# Strawberry Peach Wine



## ffemt128 (Jul 13, 2011)

Seeing that Sarah was planning a batch of Strawberry Peach wine, I searched the recipe section. I did not see a recipe for this blend and I was considering giving it a try myseld. I still have about 60+ lbs of berries in the freezer, but I was looking for a recipe and possibly a ratio berry to peach that others have tried in the past.

Thanks


----------



## winemaker_3352 (Jul 13, 2011)

Doug - i just fermented them by themselves - and blended them after backsweetening and adding f-pacs.

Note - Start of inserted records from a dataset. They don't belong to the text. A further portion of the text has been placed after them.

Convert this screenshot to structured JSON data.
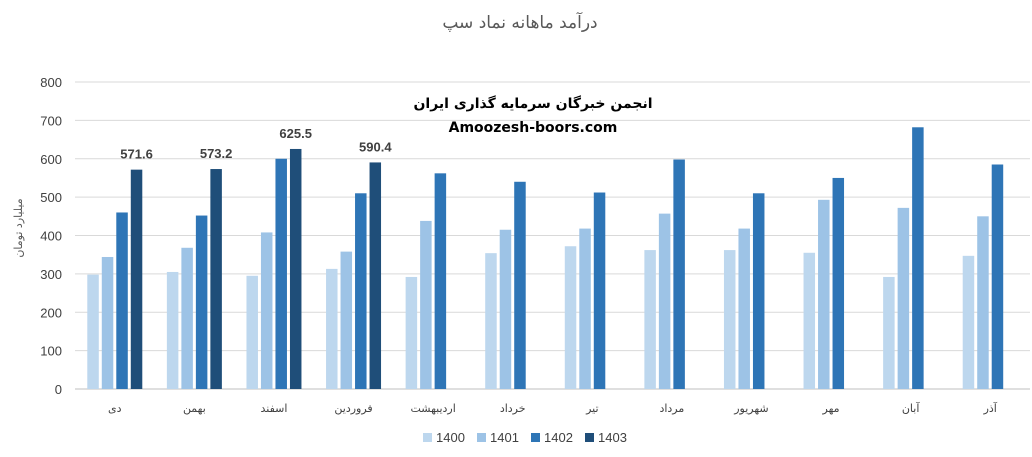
{
  "chart_data": {
    "type": "bar",
    "title": "درآمد ماهانه نماد سپ",
    "ylabel": "میلیارد تومان",
    "xlabel": "",
    "ylim": [
      0,
      800
    ],
    "yticks": [
      0,
      100,
      200,
      300,
      400,
      500,
      600,
      700,
      800
    ],
    "grid": true,
    "legend_position": "bottom",
    "categories": [
      "دی",
      "بهمن",
      "اسفند",
      "فروردین",
      "اردیبهشت",
      "خرداد",
      "تیر",
      "مرداد",
      "شهریور",
      "مهر",
      "آبان",
      "آذر"
    ],
    "series": [
      {
        "name": "1400",
        "color": "#BDD7EE",
        "values": [
          298,
          305,
          295,
          313,
          292,
          354,
          372,
          362,
          362,
          355,
          292,
          347
        ]
      },
      {
        "name": "1401",
        "color": "#9DC3E6",
        "values": [
          344,
          368,
          408,
          358,
          438,
          415,
          418,
          457,
          418,
          493,
          472,
          450
        ]
      },
      {
        "name": "1402",
        "color": "#2E75B6",
        "values": [
          460,
          452,
          600,
          510,
          562,
          540,
          512,
          598,
          510,
          550,
          682,
          585
        ]
      },
      {
        "name": "1403",
        "color": "#1F4E79",
        "values": [
          571.6,
          573.2,
          625.5,
          590.4,
          null,
          null,
          null,
          null,
          null,
          null,
          null,
          null
        ]
      }
    ],
    "data_labels": [
      "571.6",
      "573.2",
      "625.5",
      "590.4"
    ]
  },
  "watermark": {
    "line1": "انجمن خبرگان سرمایه گذاری ایران",
    "line2": "Amoozesh-boors.com"
  }
}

I blended 1 gallon of peach to 6 gallons of strawberry. This turned out great - won a few awards for that blend.

I have strawberry going now - just need to get some peaches!!

Froze the berries for a good 4 days - thawed for 2 days - crushed.

I used the Lalvin 71b-1122 yeast and yeast nutrient, added sugar to 1.085, acid to .60, added pectic.

I left the berries in the must until the SG was at 1.005.

I believe a little water - not much though.


----------



## ffemt128 (Jul 13, 2011)

I have a batch of strawberry going now that was made with 44 lbs of berries. I was thinking of trying to mix up front, but maybe blending after is the way to go.


----------



## FTC Wines (Jul 13, 2011)

Doug, I make a "BS Peach Wine" That's 1-2 ea. bananas, 1 lb. strawberries, & 7-8 lbs. peaches, for a 2 gal. batch. One year I used 10 lbs. of peaches & it was "peachier" but I like it the first way. I also have a gal. of strawberry wine from a S.P. starter that I might blend into my BS Peach to kick up the strawberry flavor. Too many options, too much blending, ALL is GOOD! Roy


----------



## SarahRides (Jul 13, 2011)

Hi Doug! I was going to use the recipe that djrockinsteve had posted in his blog. It looked like a good recipe! (I've also decided to keep the skins on)


----------